Rohingya crisis unacceptable tragedy: UK

Foreign Office minister Mark Field has urged Aung San Suu Kyi to do all she can to end the suffering of the Rohingya people on a visit to Myanmar. He told the country's de facto leader the authorities must heed the UN's call for violence in Rakhine to end and grant full humanitarian access. Progress in the country risked being "derailed" by the "tragedy", he said. More than 400,000 Rohingya have fled across the border to Bangladesh amid reports of military atrocities.
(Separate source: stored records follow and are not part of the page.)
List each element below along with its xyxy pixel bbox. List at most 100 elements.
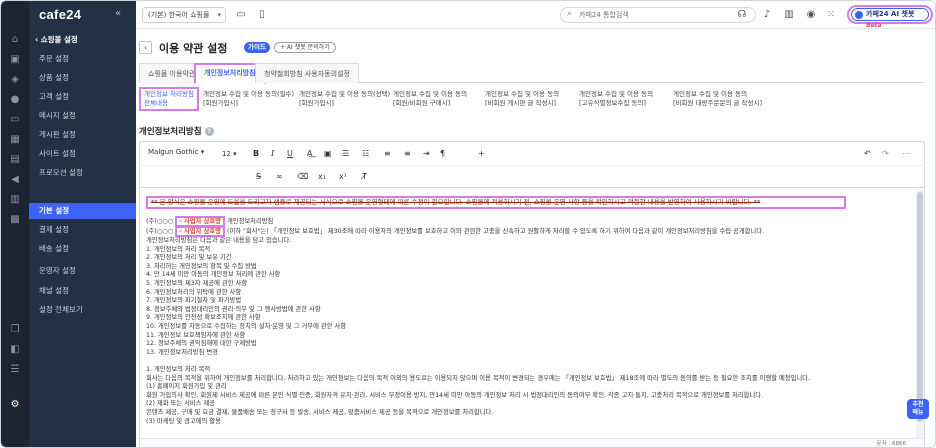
menu-item-channel[interactable]: 채널 설정 [39, 283, 134, 299]
collapse-menu-button[interactable]: « [115, 8, 121, 19]
character-count: 문자 : 6866 [876, 441, 906, 447]
pc-view-icon[interactable]: ▭ [235, 9, 247, 21]
menu-item-operator[interactable]: 운영자 설정 [39, 263, 134, 279]
integrated-search[interactable]: ⌕ [560, 7, 756, 23]
help-icon[interactable]: ? [204, 127, 214, 136]
subnav-item-purchase[interactable]: 개인정보 수집 및 이용 동의 [회원/비회원 구매시] [393, 90, 467, 108]
menu-item-message[interactable]: 메시지 설정 [39, 108, 134, 124]
bullet-list-icon[interactable]: ☰ [342, 148, 349, 160]
app-frame: ⌂ ▣ ◈ ● ▭ ▦ ▤ ◀ ▥ ▩ ❐ ◧ ☰ ⚙ cafe24 ‹ 쇼핑몰… [0, 0, 936, 448]
guide-badge[interactable]: 가이드 [244, 42, 270, 53]
menu-item-shipping[interactable]: 배송 설정 [39, 241, 134, 257]
text-color-icon[interactable]: A͟ [307, 148, 312, 160]
underline-icon[interactable]: U [287, 148, 293, 160]
policy-editor: Malgun Gothic ▾ 12 ▾ B I U A͟ ▣ ☰ ☷ ≡ ≡ … [139, 141, 925, 447]
italic-icon[interactable]: I [271, 148, 274, 160]
list-icon[interactable]: ☰ [9, 364, 21, 376]
home-icon[interactable]: ⌂ [9, 34, 21, 46]
menu-item-promotion[interactable]: 프로모션 설정 [39, 165, 134, 181]
subnav-item-bulk-order[interactable]: 개인정보 수집 및 이용 동의 [비회원 대량주문문의 글 작성시] [673, 90, 762, 108]
mobile-view-icon[interactable]: ▯ [256, 9, 268, 21]
search-input[interactable] [579, 9, 749, 21]
search-icon: ⌕ [567, 9, 573, 19]
menu-item-board[interactable]: 게시판 설정 [39, 127, 134, 143]
indent-icon[interactable]: ⇥ [423, 148, 430, 160]
undo-icon[interactable]: ↶ [864, 148, 871, 160]
menu-item-site[interactable]: 사이트 설정 [39, 146, 134, 162]
puzzle-icon[interactable]: ◧ [9, 344, 21, 356]
doc-line-company-intro: (주)○○○ - 사업자 상호명 (이하 "회사"는) 「개인정보 보호법」 제… [146, 226, 764, 237]
doc-line: 10. 개인정보를 자동으로 수집하는 장치의 설치·운영 및 그 거부에 관한… [146, 323, 347, 330]
menu-item-payment[interactable]: 결제 설정 [39, 222, 134, 238]
box-icon[interactable]: ▣ [9, 54, 21, 66]
account-icon[interactable]: ◉ [805, 9, 817, 21]
ask-ai-button[interactable]: + AI 챗봇 문의하기 [274, 42, 336, 53]
highlight-icon[interactable]: ▣ [324, 148, 332, 160]
doc-line: (1) 홈페이지 회원가입 및 관리 [146, 383, 227, 391]
doc-line: 1. 개인정보의 처리 목적 [146, 245, 211, 253]
chart-icon[interactable]: ▥ [9, 194, 21, 206]
gear-icon[interactable]: ⚙ [9, 399, 21, 411]
numbered-list-icon[interactable]: ☷ [362, 148, 369, 160]
font-size-value: 12 [222, 150, 231, 158]
editor-content[interactable]: ** 본 양식은 쇼핑몰 운영에 도움을 드리고자 샘플로 제공되는 서식으로 … [144, 190, 914, 438]
subnav-item-required-signup[interactable]: 개인정보 수집 및 이용 동의(필수) [회원가입시] [203, 90, 294, 108]
chatbot-icon [855, 11, 863, 19]
bell-icon[interactable]: ♪ [761, 9, 773, 21]
menu-item-basic[interactable]: 기본 설정 [29, 203, 136, 219]
back-button[interactable]: ‹ [139, 41, 152, 54]
subnav-item-line: [비회원 게시판 글 작성시] [485, 99, 557, 107]
layers-icon[interactable]: ❐ [9, 324, 21, 336]
ai-chatbot-button[interactable]: 카페24 AI 챗봇 Beta [847, 5, 933, 29]
cafe24-logo[interactable]: cafe24 [39, 7, 81, 22]
doc-line: (3) 마케팅 및 광고에의 활용 [146, 417, 221, 425]
apps-grid-icon[interactable]: ⁙ [825, 9, 837, 21]
store-icon[interactable]: ▥ [783, 9, 795, 21]
superscript-icon[interactable]: x¹ [339, 171, 347, 183]
editor-toolbar-primary: Malgun Gothic ▾ 12 ▾ B I U A͟ ▣ ☰ ☷ ≡ ≡ … [140, 142, 924, 166]
user-icon[interactable]: ● [9, 94, 21, 106]
subnav-item-unique-id[interactable]: 개인정보 수집 및 이용 동의 [고유식별정보수집 동의] [579, 90, 653, 108]
subnav-item-line: 개인정보 수집 및 이용 동의 [485, 90, 560, 98]
paragraph-icon[interactable]: ¶ [440, 148, 445, 160]
recommended-menu-button[interactable]: 추천 메뉴 [907, 399, 929, 419]
scrollbar-thumb[interactable] [917, 192, 923, 422]
grid-icon[interactable]: ▦ [9, 134, 21, 146]
company-prefix: (주)○○○ [146, 228, 174, 235]
subnav-item-line: [회원가입시] [299, 99, 334, 107]
insert-icon[interactable]: + [478, 148, 485, 160]
headset-icon[interactable]: ☊ [736, 9, 748, 21]
subscript-icon[interactable]: x₁ [318, 171, 326, 183]
shop-select[interactable]: (기본) 한국어 쇼핑몰 ▾ [142, 7, 226, 23]
more-icon[interactable]: ⋯ [902, 148, 910, 160]
menu-item-order[interactable]: 주문 설정 [39, 51, 134, 67]
subnav-item-line: 개인정보 수집 및 이용 동의 [579, 90, 654, 98]
align-center-icon[interactable]: ≡ [404, 148, 411, 160]
monitor-icon[interactable]: ▤ [9, 154, 21, 166]
tag-icon[interactable]: ◈ [9, 74, 21, 86]
menu-item-customer[interactable]: 고객 설정 [39, 89, 134, 105]
subnav-item-full-policy[interactable]: 개인정보 처리방침 전체내용 [139, 87, 199, 111]
font-family-select[interactable]: Malgun Gothic ▾ [148, 148, 204, 156]
menu-item-product[interactable]: 상품 설정 [39, 70, 134, 86]
menu-back-shop-settings[interactable]: ‹ 쇼핑몰 설정 [35, 34, 78, 45]
message-icon[interactable]: ▭ [9, 114, 21, 126]
subnav-item-optional-signup[interactable]: 개인정보 수집 및 이용 동의(선택) [회원가입시] [299, 90, 390, 108]
strikethrough-icon[interactable]: S̶ [256, 171, 261, 183]
tab-withdrawal-consent[interactable]: 청약철회방침 사용자동의설정 [255, 63, 359, 83]
doc-line: (2) 재화 또는 서비스 제공 [146, 400, 216, 408]
align-left-icon[interactable]: ≡ [384, 148, 391, 160]
subnav-item-line: 전체내용 [144, 99, 168, 107]
clear-format-icon[interactable]: ⌫ [297, 171, 308, 183]
megaphone-icon[interactable]: ◀ [9, 174, 21, 186]
subnav-item-line: 개인정보 수집 및 이용 동의(선택) [299, 90, 391, 98]
bold-icon[interactable]: B [253, 148, 259, 160]
link-icon[interactable]: ∞ [276, 171, 283, 183]
font-size-select[interactable]: 12 ▾ [222, 148, 237, 160]
redo-icon[interactable]: ↷ [882, 148, 889, 160]
apps-icon[interactable]: ▩ [9, 214, 21, 226]
subnav-item-guest-board[interactable]: 개인정보 수집 및 이용 동의 [비회원 게시판 글 작성시] [485, 90, 559, 108]
doc-line: 6. 개인정보처리의 위탁에 관한 사항 [146, 288, 242, 296]
menu-item-all-settings[interactable]: 설정 전체보기 [39, 302, 134, 318]
clear-style-icon[interactable]: T̸ [362, 171, 367, 183]
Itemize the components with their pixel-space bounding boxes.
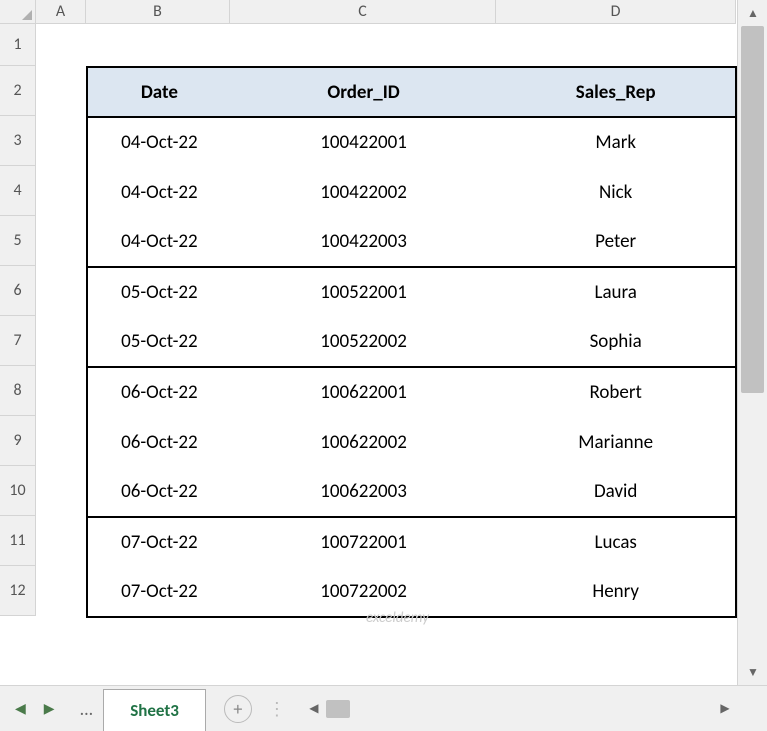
table-row: 06-Oct-22100622001Robert [87, 367, 736, 417]
row-header-10[interactable]: 10 [0, 466, 36, 516]
vertical-scrollbar[interactable]: ▲ ▼ [737, 0, 767, 685]
cell-order[interactable]: 100522002 [231, 317, 497, 367]
tab-ellipsis[interactable]: ... [70, 698, 104, 720]
header-rep[interactable]: Sales_Rep [496, 67, 736, 117]
vscroll-track[interactable] [738, 26, 767, 659]
cell-rep[interactable]: Nick [496, 167, 736, 217]
scroll-up-icon[interactable]: ▲ [738, 0, 767, 26]
table-row: 06-Oct-22100622002Marianne [87, 417, 736, 467]
cell-order[interactable]: 100622001 [231, 367, 497, 417]
table-row: 07-Oct-22100722001Lucas [87, 517, 736, 567]
cell-date[interactable]: 07-Oct-22 [87, 517, 231, 567]
row-header-7[interactable]: 7 [0, 316, 36, 366]
cell-rep[interactable]: Sophia [496, 317, 736, 367]
cell-rep[interactable]: Henry [496, 567, 736, 617]
col-header-d[interactable]: D [496, 0, 736, 24]
header-order[interactable]: Order_ID [231, 67, 497, 117]
cell-rep[interactable]: Robert [496, 367, 736, 417]
data-table: Date Order_ID Sales_Rep 04-Oct-221004220… [86, 66, 737, 618]
vscroll-thumb[interactable] [741, 26, 764, 393]
tab-divider: ⋮ [268, 698, 284, 720]
row-header-4[interactable]: 4 [0, 166, 36, 216]
tab-navigation: ◀ ▶ [0, 700, 70, 717]
new-sheet-button[interactable]: + [224, 695, 252, 723]
scroll-left-icon[interactable]: ◀ [302, 697, 326, 721]
cell-order[interactable]: 100422001 [231, 117, 497, 167]
scroll-down-icon[interactable]: ▼ [738, 659, 767, 685]
cell-date[interactable]: 05-Oct-22 [87, 267, 231, 317]
hscroll-track[interactable] [326, 697, 713, 721]
cell-order[interactable]: 100522001 [231, 267, 497, 317]
row-header-6[interactable]: 6 [0, 266, 36, 316]
table-row: 04-Oct-22100422003Peter [87, 217, 736, 267]
row-header-12[interactable]: 12 [0, 566, 36, 616]
table-row: 05-Oct-22100522001Laura [87, 267, 736, 317]
cell-rep[interactable]: Mark [496, 117, 736, 167]
tab-prev-icon[interactable]: ◀ [15, 700, 26, 717]
sheet-tab-active[interactable]: Sheet3 [103, 689, 206, 731]
cell-date[interactable]: 06-Oct-22 [87, 467, 231, 517]
cell-order[interactable]: 100422002 [231, 167, 497, 217]
table-row: 05-Oct-22100522002Sophia [87, 317, 736, 367]
cell-order[interactable]: 100722001 [231, 517, 497, 567]
cell-date[interactable]: 04-Oct-22 [87, 217, 231, 267]
cell-order[interactable]: 100422003 [231, 217, 497, 267]
hscroll-thumb[interactable] [326, 700, 350, 718]
cell-order[interactable]: 100622002 [231, 417, 497, 467]
select-all-icon [22, 10, 32, 20]
spreadsheet: A B C D 123456789101112 Date Order_ID Sa… [0, 0, 767, 731]
scroll-right-icon[interactable]: ▶ [713, 697, 737, 721]
row-header-11[interactable]: 11 [0, 516, 36, 566]
cell-rep[interactable]: Laura [496, 267, 736, 317]
select-all-cell[interactable] [0, 0, 36, 24]
column-headers: A B C D [36, 0, 736, 24]
col-header-b[interactable]: B [86, 0, 230, 24]
row-headers: 123456789101112 [0, 24, 36, 616]
grid-area[interactable]: Date Order_ID Sales_Rep 04-Oct-221004220… [36, 24, 737, 685]
row-header-5[interactable]: 5 [0, 216, 36, 266]
table-row: 06-Oct-22100622003David [87, 467, 736, 517]
table-row: 07-Oct-22100722002Henry [87, 567, 736, 617]
col-header-c[interactable]: C [230, 0, 496, 24]
table-row: 04-Oct-22100422002Nick [87, 167, 736, 217]
cell-order[interactable]: 100722002 [231, 567, 497, 617]
cell-date[interactable]: 05-Oct-22 [87, 317, 231, 367]
tab-next-icon[interactable]: ▶ [44, 700, 55, 717]
cell-order[interactable]: 100622003 [231, 467, 497, 517]
cell-date[interactable]: 07-Oct-22 [87, 567, 231, 617]
plus-icon: + [233, 698, 242, 720]
row-header-2[interactable]: 2 [0, 66, 36, 116]
cell-date[interactable]: 04-Oct-22 [87, 167, 231, 217]
cell-date[interactable]: 06-Oct-22 [87, 417, 231, 467]
horizontal-scrollbar[interactable]: ◀ ▶ [302, 697, 737, 721]
cell-date[interactable]: 04-Oct-22 [87, 117, 231, 167]
table-row: 04-Oct-22100422001Mark [87, 117, 736, 167]
bottom-bar: ◀ ▶ ... Sheet3 + ⋮ ◀ ▶ [0, 685, 767, 731]
col-header-a[interactable]: A [36, 0, 86, 24]
row-header-9[interactable]: 9 [0, 416, 36, 466]
row-header-3[interactable]: 3 [0, 116, 36, 166]
table-header-row: Date Order_ID Sales_Rep [87, 67, 736, 117]
row-header-8[interactable]: 8 [0, 366, 36, 416]
cell-rep[interactable]: Lucas [496, 517, 736, 567]
cell-rep[interactable]: David [496, 467, 736, 517]
row-header-1[interactable]: 1 [0, 24, 36, 66]
cell-rep[interactable]: Peter [496, 217, 736, 267]
header-date[interactable]: Date [87, 67, 231, 117]
cell-date[interactable]: 06-Oct-22 [87, 367, 231, 417]
cell-rep[interactable]: Marianne [496, 417, 736, 467]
Ms Suu Kyi, the former political prisoner who has been Myanmar's civilian leader since winning elections in 2015, is under growing international pressure over her handling of the crisis. In a speech on Tuesday, the Nobel Prize winner condemned human rights abuses but did not blame the army or address allegations of ethnic cleansing. After face-to-face talks in the capital Naypyidaw, Mr Field - the first foreign minister from outside the region to meet Ms Suu Kyi since the crisis began - said he had conveyed the UK's government dismay at events. "What we have seen in Rakhine in the past few weeks is an absolute and unacceptable tragedy," he said. "We need the violence to stop and all those who have fled to be able to return to their homes quickly and safely. "During my meetings with Aung San Suu Kyi and others, I strongly emphasised the need for Burma to heed the security council's call to end violence and allow humanitarian access to those in need of aid." The minister, who will visit Bangladesh on Thursday to see the relief effort in the country, said he had seen with his own eyes the damage done. "Burma has taken great strides forward in recent years. But the ongoing violence and humanitarian crisis in Rakhine risks derailing that progress," he added. Speaking earlier on Wednesday, Labour leader Jeremy Corbyn appealed to Ms Suu Kyi, as a "champion of democracy and human rights", to act now to put a stop to the violence. "The Rohingya have suffered for too long," he told activists at his party's conference. A stateless mostly Muslim minority in Buddhist-majority Rakhine, the Rohingya have long experienced persecution. The army launched an operation in Rakhine last month after deadly attacks on police stations, which it blamed on militants. Myanmar's military has repeatedly denied targeting civilians but witnesses, refugees and journalists have contested this.